Agnes Varda is happy, but not proud, of her Oscar nomination

LOS ANGELES (AP) — Documentarian Agnes Varda is not only the oldest person ever nominated for an Academy Award, she’s the first woman to receive an honorary Oscar and a competitive nomination in the same season. And while she’s quite delighted by the recognition, the 89-year-old notes that she is “not proud.”

She is so not proud that she mentions it several times during a brief telephone interview from her home in France last month after learning that “Faces Places” was nominated for best documentary feature.

“There is nothing to be proud of, but happy,” Varda said. “Happy because we make films to love. We make films so that you love the film.”

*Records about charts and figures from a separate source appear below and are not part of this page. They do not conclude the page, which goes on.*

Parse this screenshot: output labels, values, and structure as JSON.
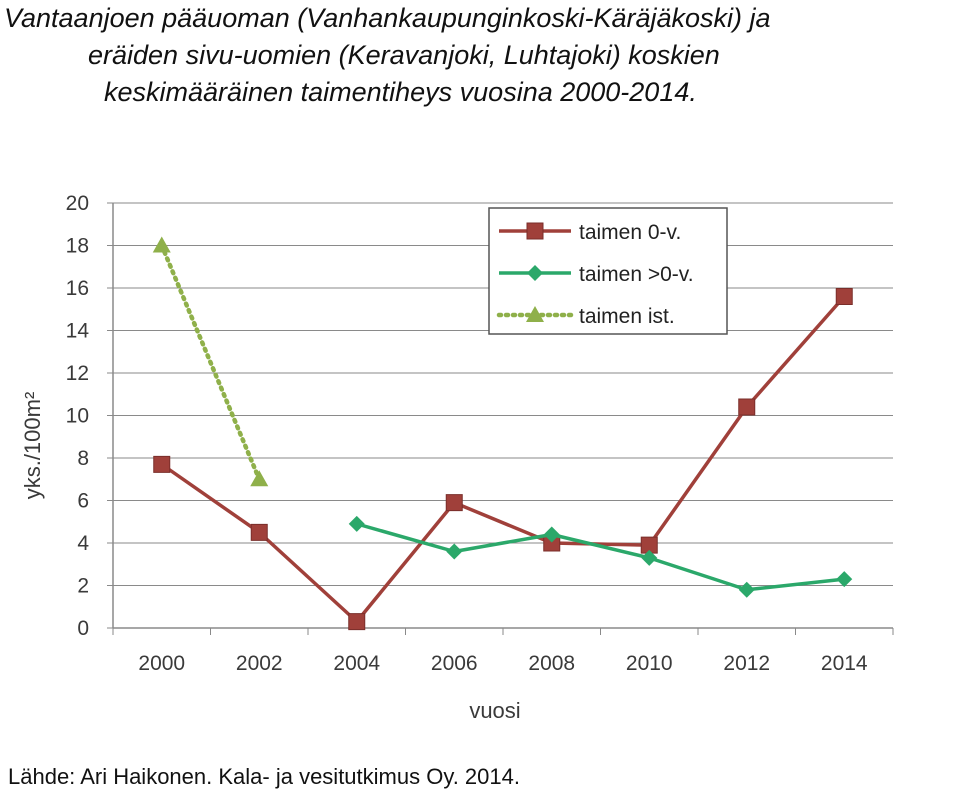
{
  "title_lines": [
    "Vantaanjoen pääuoman (Vanhankaupunginkoski-Käräjäkoski) ja",
    "eräiden sivu-uomien (Keravanjoki, Luhtajoki) koskien",
    "keskimääräinen taimentiheys  vuosina 2000-2014."
  ],
  "source": "Lähde: Ari Haikonen. Kala- ja vesitutkimus Oy. 2014.",
  "chart_data": {
    "type": "line",
    "title": "Vantaanjoen pääuoman (Vanhankaupunginkoski-Käräjäkoski) ja eräiden sivu-uomien (Keravanjoki, Luhtajoki) koskien keskimääräinen taimentiheys  vuosina 2000-2014.",
    "xlabel": "vuosi",
    "ylabel": "yks./100m²",
    "x": [
      2000,
      2002,
      2004,
      2006,
      2008,
      2010,
      2012,
      2014
    ],
    "ylim": [
      0,
      20
    ],
    "yticks": [
      0,
      2,
      4,
      6,
      8,
      10,
      12,
      14,
      16,
      18,
      20
    ],
    "grid": true,
    "legend_position": "top-right",
    "series": [
      {
        "name": "taimen 0-v.",
        "values": [
          7.7,
          4.5,
          0.3,
          5.9,
          4.0,
          3.9,
          10.4,
          15.6
        ],
        "color": "#A0403A",
        "marker": "square",
        "line": "solid"
      },
      {
        "name": "taimen >0-v.",
        "values": [
          null,
          null,
          4.9,
          3.6,
          4.4,
          3.3,
          1.8,
          2.3
        ],
        "color": "#2BA86A",
        "marker": "diamond",
        "line": "solid"
      },
      {
        "name": "taimen ist.",
        "values": [
          18.0,
          7.0,
          null,
          null,
          null,
          null,
          null,
          null
        ],
        "color": "#8FB04A",
        "marker": "triangle",
        "line": "dotted"
      }
    ]
  }
}
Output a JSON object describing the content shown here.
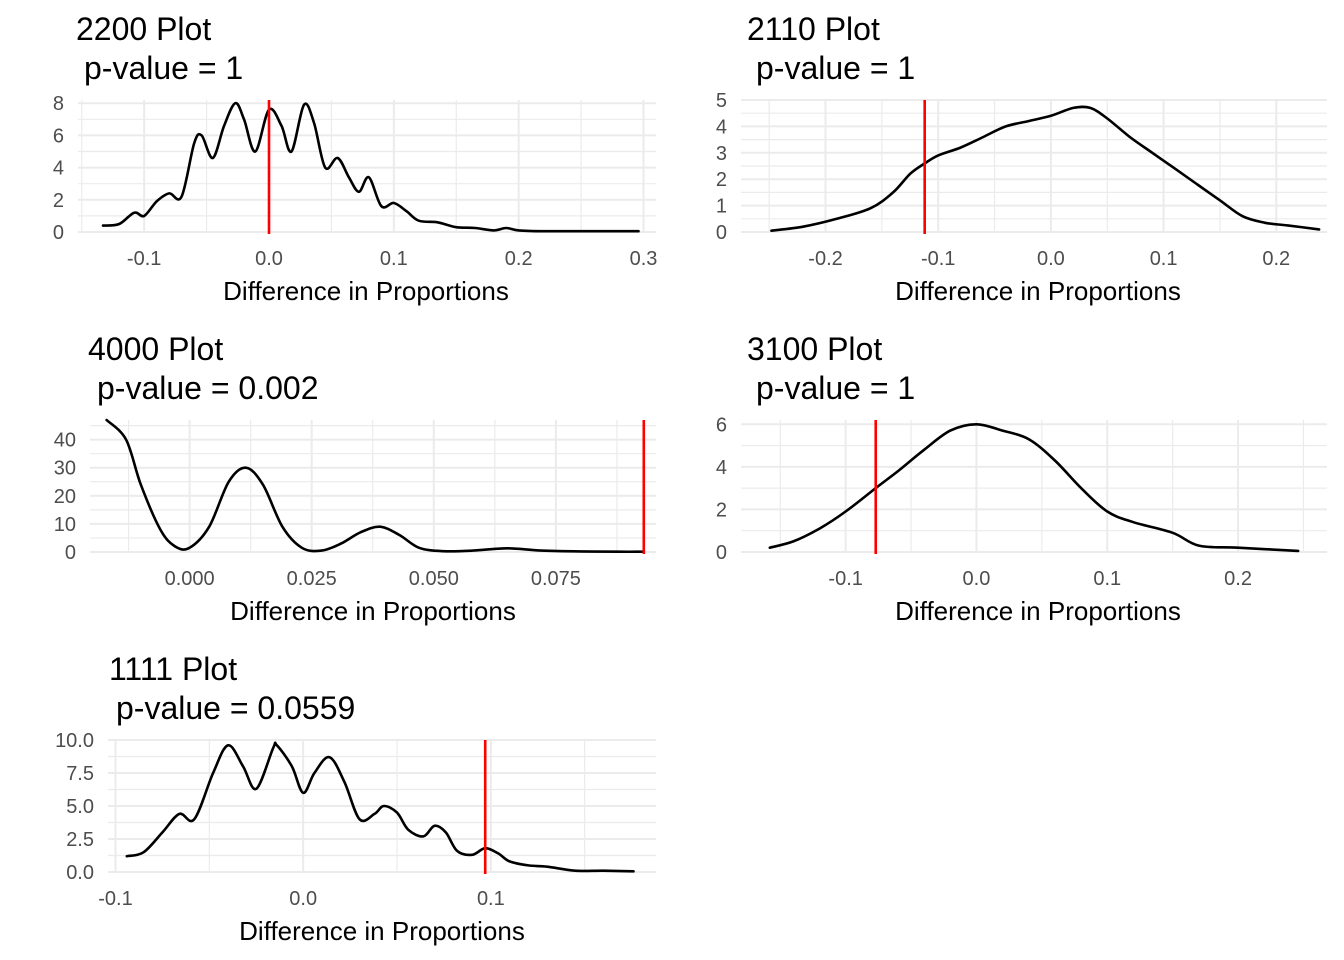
{
  "chart_data": [
    {
      "type": "line",
      "title": "2200 Plot",
      "subtitle": "p-value = 1",
      "xlabel": "Difference in Proportions",
      "ylabel": "",
      "xlim": [
        -0.153,
        0.31
      ],
      "ylim": [
        0,
        8.2
      ],
      "x_ticks": [
        -0.1,
        0.0,
        0.1,
        0.2,
        0.3
      ],
      "x_tick_labels": [
        "-0.1",
        "0.0",
        "0.1",
        "0.2",
        "0.3"
      ],
      "y_ticks": [
        0,
        2,
        4,
        6,
        8
      ],
      "y_tick_labels": [
        "0",
        "2",
        "4",
        "6",
        "8"
      ],
      "grid": true,
      "reference_line_x": 0.0,
      "reference_line_color": "#ff0000",
      "series": [
        {
          "x": [
            -0.133,
            -0.12,
            -0.108,
            -0.1,
            -0.09,
            -0.08,
            -0.07,
            -0.06,
            -0.054,
            -0.045,
            -0.036,
            -0.027,
            -0.02,
            -0.011,
            0.0,
            0.01,
            0.018,
            0.028,
            0.036,
            0.045,
            0.055,
            0.064,
            0.072,
            0.08,
            0.09,
            0.1,
            0.11,
            0.12,
            0.135,
            0.15,
            0.165,
            0.18,
            0.19,
            0.2,
            0.22,
            0.25,
            0.28,
            0.296
          ],
          "y": [
            0.4,
            0.5,
            1.2,
            1.0,
            1.9,
            2.4,
            2.2,
            5.5,
            6.0,
            4.6,
            6.6,
            8.0,
            7.0,
            5.0,
            7.6,
            6.6,
            5.0,
            7.9,
            6.8,
            4.0,
            4.6,
            3.4,
            2.5,
            3.4,
            1.6,
            1.8,
            1.3,
            0.7,
            0.6,
            0.3,
            0.25,
            0.1,
            0.25,
            0.1,
            0.05,
            0.05,
            0.05,
            0.05
          ]
        }
      ]
    },
    {
      "type": "line",
      "title": "2110 Plot",
      "subtitle": "p-value = 1",
      "xlabel": "Difference in Proportions",
      "ylabel": "",
      "xlim": [
        -0.275,
        0.245
      ],
      "ylim": [
        0,
        5
      ],
      "x_ticks": [
        -0.2,
        -0.1,
        0.0,
        0.1,
        0.2
      ],
      "x_tick_labels": [
        "-0.2",
        "-0.1",
        "0.0",
        "0.1",
        "0.2"
      ],
      "y_ticks": [
        0,
        1,
        2,
        3,
        4,
        5
      ],
      "y_tick_labels": [
        "0",
        "1",
        "2",
        "3",
        "4",
        "5"
      ],
      "grid": true,
      "reference_line_x": -0.112,
      "reference_line_color": "#ff0000",
      "series": [
        {
          "x": [
            -0.248,
            -0.22,
            -0.19,
            -0.16,
            -0.14,
            -0.125,
            -0.112,
            -0.1,
            -0.08,
            -0.06,
            -0.04,
            -0.02,
            0.0,
            0.02,
            0.035,
            0.05,
            0.07,
            0.09,
            0.11,
            0.13,
            0.15,
            0.17,
            0.19,
            0.21,
            0.238
          ],
          "y": [
            0.05,
            0.2,
            0.5,
            0.9,
            1.5,
            2.2,
            2.6,
            2.9,
            3.2,
            3.6,
            4.0,
            4.2,
            4.4,
            4.7,
            4.7,
            4.3,
            3.6,
            3.0,
            2.4,
            1.8,
            1.2,
            0.6,
            0.35,
            0.25,
            0.1
          ]
        }
      ]
    },
    {
      "type": "line",
      "title": "4000 Plot",
      "subtitle": "p-value = 0.002",
      "xlabel": "Difference in Proportions",
      "ylabel": "",
      "xlim": [
        -0.0204,
        0.0955
      ],
      "ylim": [
        0,
        47
      ],
      "x_ticks": [
        0.0,
        0.025,
        0.05,
        0.075
      ],
      "x_tick_labels": [
        "0.000",
        "0.025",
        "0.050",
        "0.075"
      ],
      "y_ticks": [
        0,
        10,
        20,
        30,
        40
      ],
      "y_tick_labels": [
        "0",
        "10",
        "20",
        "30",
        "40"
      ],
      "grid": true,
      "reference_line_x": 0.093,
      "reference_line_color": "#ff0000",
      "series": [
        {
          "x": [
            -0.017,
            -0.013,
            -0.01,
            -0.006,
            -0.003,
            0.0,
            0.004,
            0.008,
            0.0115,
            0.015,
            0.019,
            0.023,
            0.027,
            0.031,
            0.035,
            0.039,
            0.043,
            0.047,
            0.052,
            0.058,
            0.065,
            0.072,
            0.08,
            0.088,
            0.093
          ],
          "y": [
            47,
            40,
            24,
            8,
            2,
            1.5,
            9,
            25,
            30,
            24,
            9,
            1.5,
            0.5,
            3,
            7,
            9,
            6,
            1.5,
            0.3,
            0.5,
            1.3,
            0.5,
            0.2,
            0.1,
            0.1
          ]
        }
      ]
    },
    {
      "type": "line",
      "title": "3100 Plot",
      "subtitle": "p-value = 1",
      "xlabel": "Difference in Proportions",
      "ylabel": "",
      "xlim": [
        -0.18,
        0.268
      ],
      "ylim": [
        0,
        6.2
      ],
      "x_ticks": [
        -0.1,
        0.0,
        0.1,
        0.2
      ],
      "x_tick_labels": [
        "-0.1",
        "0.0",
        "0.1",
        "0.2"
      ],
      "y_ticks": [
        0,
        2,
        4,
        6
      ],
      "y_tick_labels": [
        "0",
        "2",
        "4",
        "6"
      ],
      "grid": true,
      "reference_line_x": -0.077,
      "reference_line_color": "#ff0000",
      "series": [
        {
          "x": [
            -0.158,
            -0.14,
            -0.12,
            -0.1,
            -0.077,
            -0.06,
            -0.04,
            -0.02,
            0.0,
            0.02,
            0.04,
            0.06,
            0.08,
            0.1,
            0.12,
            0.15,
            0.17,
            0.2,
            0.246
          ],
          "y": [
            0.2,
            0.5,
            1.1,
            1.9,
            3.0,
            3.8,
            4.8,
            5.7,
            6.0,
            5.7,
            5.3,
            4.3,
            3.0,
            1.9,
            1.4,
            0.9,
            0.3,
            0.2,
            0.05
          ]
        }
      ]
    },
    {
      "type": "line",
      "title": "1111 Plot",
      "subtitle": "p-value = 0.0559",
      "xlabel": "Difference in Proportions",
      "ylabel": "",
      "xlim": [
        -0.104,
        0.188
      ],
      "ylim": [
        0,
        10
      ],
      "x_ticks": [
        -0.1,
        0.0,
        0.1
      ],
      "x_tick_labels": [
        "-0.1",
        "0.0",
        "0.1"
      ],
      "y_ticks": [
        0,
        2.5,
        5.0,
        7.5,
        10.0
      ],
      "y_tick_labels": [
        "0.0",
        "2.5",
        "5.0",
        "7.5",
        "10.0"
      ],
      "grid": true,
      "reference_line_x": 0.097,
      "reference_line_color": "#ff0000",
      "series": [
        {
          "x": [
            -0.094,
            -0.085,
            -0.075,
            -0.066,
            -0.058,
            -0.048,
            -0.04,
            -0.032,
            -0.025,
            -0.016,
            -0.014,
            -0.006,
            0.0,
            0.006,
            0.014,
            0.022,
            0.03,
            0.038,
            0.043,
            0.05,
            0.056,
            0.064,
            0.07,
            0.076,
            0.082,
            0.09,
            0.097,
            0.104,
            0.11,
            0.12,
            0.13,
            0.145,
            0.16,
            0.176
          ],
          "y": [
            1.2,
            1.5,
            3.0,
            4.4,
            4.0,
            7.5,
            9.6,
            8.0,
            6.3,
            9.4,
            9.6,
            8.0,
            6.0,
            7.5,
            8.7,
            6.8,
            4.0,
            4.4,
            5.0,
            4.5,
            3.2,
            2.7,
            3.5,
            3.0,
            1.6,
            1.3,
            1.8,
            1.4,
            0.8,
            0.5,
            0.4,
            0.1,
            0.1,
            0.05
          ]
        }
      ]
    }
  ]
}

She sees herself as more modest than proud.

“I love my own work and I’ve done it for so many years, so I didn’t do it for honor or money,” she said. “My films never made money.”

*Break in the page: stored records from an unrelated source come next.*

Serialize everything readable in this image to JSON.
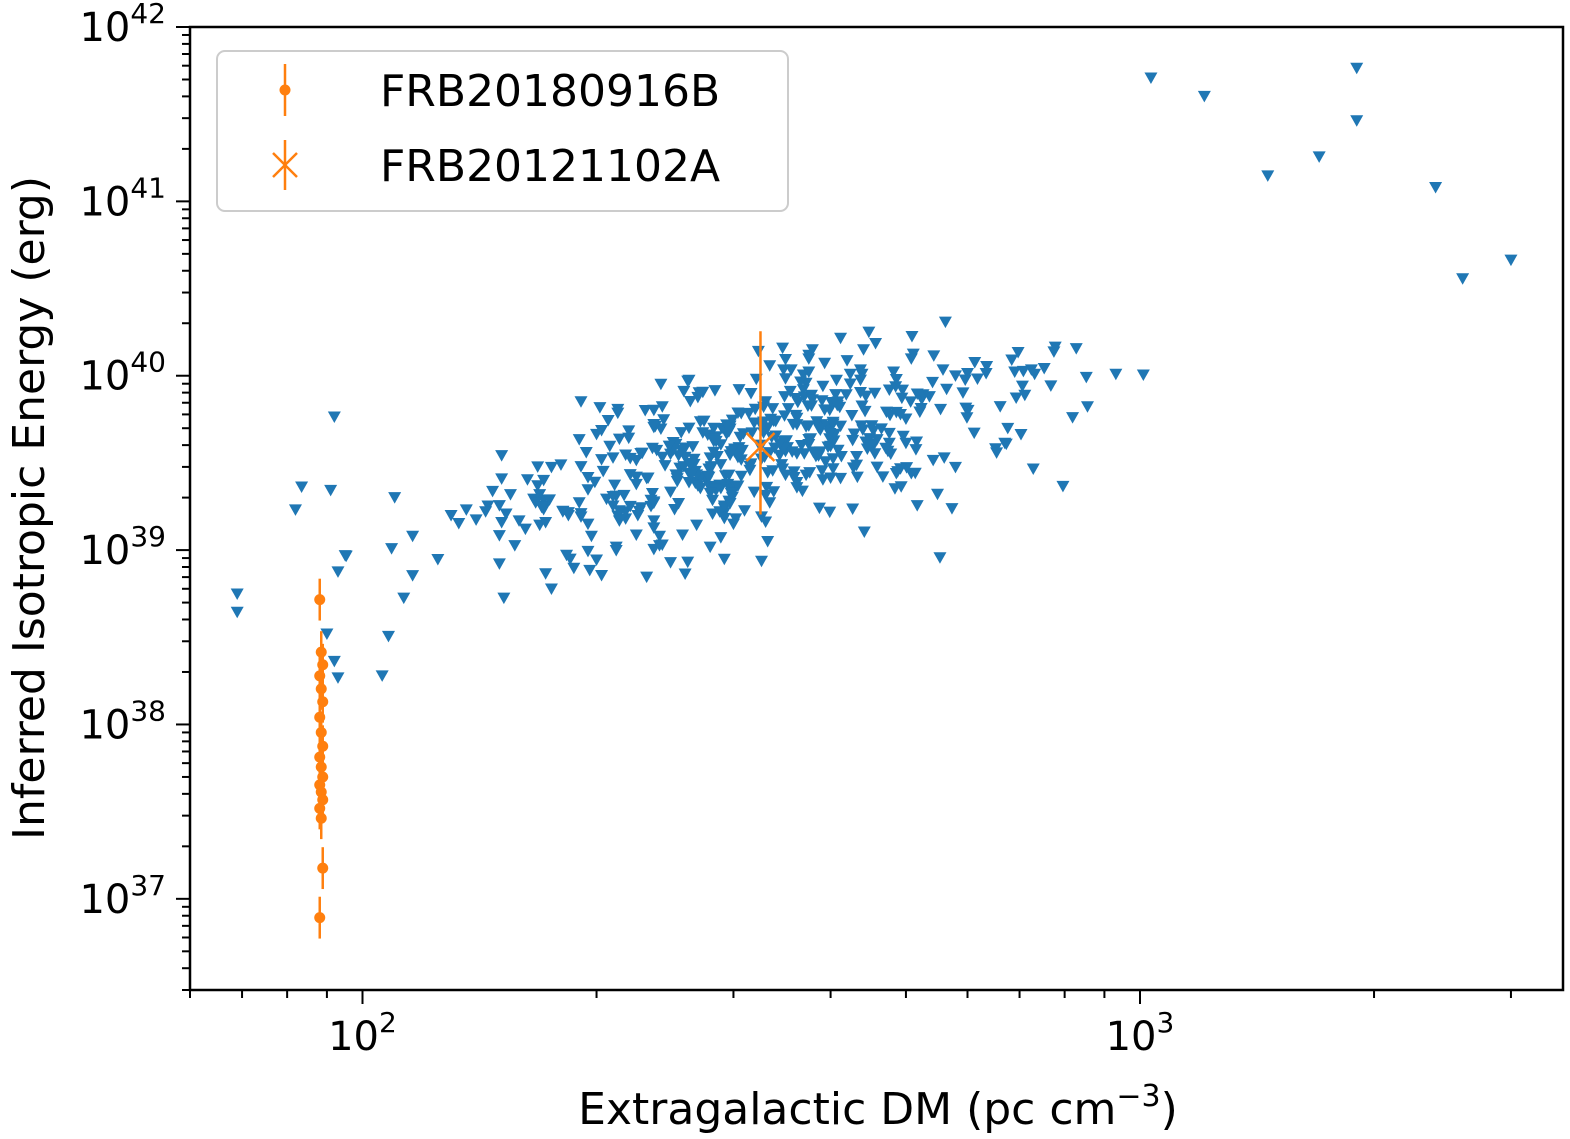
{
  "chart_data": {
    "type": "scatter",
    "xlabel": "Extragalactic DM (pc cm",
    "xlabel_sup": "−3",
    "xlabel_end": ")",
    "ylabel": "Inferred Isotropic Energy (erg)",
    "x_scale": "log",
    "y_scale": "log",
    "xlim": [
      60,
      3500
    ],
    "ylim": [
      3e+36,
      1e+42
    ],
    "grid": false,
    "legend_position": "upper-left",
    "x_ticks": [
      {
        "base": "10",
        "exp": "2",
        "value": 100
      },
      {
        "base": "10",
        "exp": "3",
        "value": 1000
      }
    ],
    "y_ticks": [
      {
        "base": "10",
        "exp": "37",
        "value": 1e+37
      },
      {
        "base": "10",
        "exp": "38",
        "value": 1e+38
      },
      {
        "base": "10",
        "exp": "39",
        "value": 1e+39
      },
      {
        "base": "10",
        "exp": "40",
        "value": 1e+40
      },
      {
        "base": "10",
        "exp": "41",
        "value": 1e+41
      },
      {
        "base": "10",
        "exp": "42",
        "value": 1e+42
      }
    ],
    "colors": {
      "upper_limits": "#1f77b4",
      "repeaters": "#ff7f0e"
    },
    "series": [
      {
        "name": "FRB20180916B",
        "marker": "point-with-errorbar",
        "x": 88.5,
        "y": [
          5.2e+38,
          2.6e+38,
          2.2e+38,
          1.9e+38,
          1.6e+38,
          1.35e+38,
          1.1e+38,
          9e+37,
          7.5e+37,
          6.5e+37,
          5.7e+37,
          5e+37,
          4.5e+37,
          4.1e+37,
          3.7e+37,
          3.3e+37,
          2.9e+37,
          1.5e+37,
          7.8e+36
        ],
        "err_dex": 0.12
      },
      {
        "name": "FRB20121102A",
        "marker": "x-with-errorbar",
        "x": [
          325
        ],
        "y": [
          3.9e+39
        ],
        "yerr_low": [
          1.6e+39
        ],
        "yerr_high": [
          1.8e+40
        ]
      }
    ],
    "upper_limits": {
      "marker": "down-triangle",
      "x": [],
      "y": []
    }
  }
}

Varda shares the Oscar nod with her co-director, JR, and her daughter, Rosalie Varda, who produced “Faces Places.”

The film was inspired by the elder Varda’s connection with JR, a 34-year-old street artist known for installing massive portraits on real-world landscapes: a boy peering over a border wall in Mexico, a pair of giant eyes on a pair of water tanks. The film follows the French New Wave pioneer and journeyman photographer as they travel through France, meeting people, capturing their images and talking about art.

Varda said they spent more than a year and a half making the film, diligently shooting one week a month.

“I could not shoot more than one week a month,” she said. “Because it leaves me tired, you know. I’m old!”

“Faces Places” was released in U.S. theaters in October.

She did not attend Monday’s luncheon for nominees, but JR made sure she was in the class photo: he brought a cardboard cutout of Varda holding a cat that he displayed on the red carpet and on the risers with the rest of the assembled nominees.

In November, Varda danced with Angelina Jolie at the film academy’s Governors Awards, where Varda received an honorary Academy Award recognizing her decades of filmmaking.

“Everyone was there in the room, so I was very welcomed and I felt very good,” she recalled of the untelevised ceremony.

The honor came with an invitation to the 90th Academy Awards on March 4, so Varda was already planning to attend with her daughter, even before they were nominated.

“But I won’t change my hair, my double-color hair,” Varda said, though no one has suggested she should. “We are happy. Nothing to be proud of.”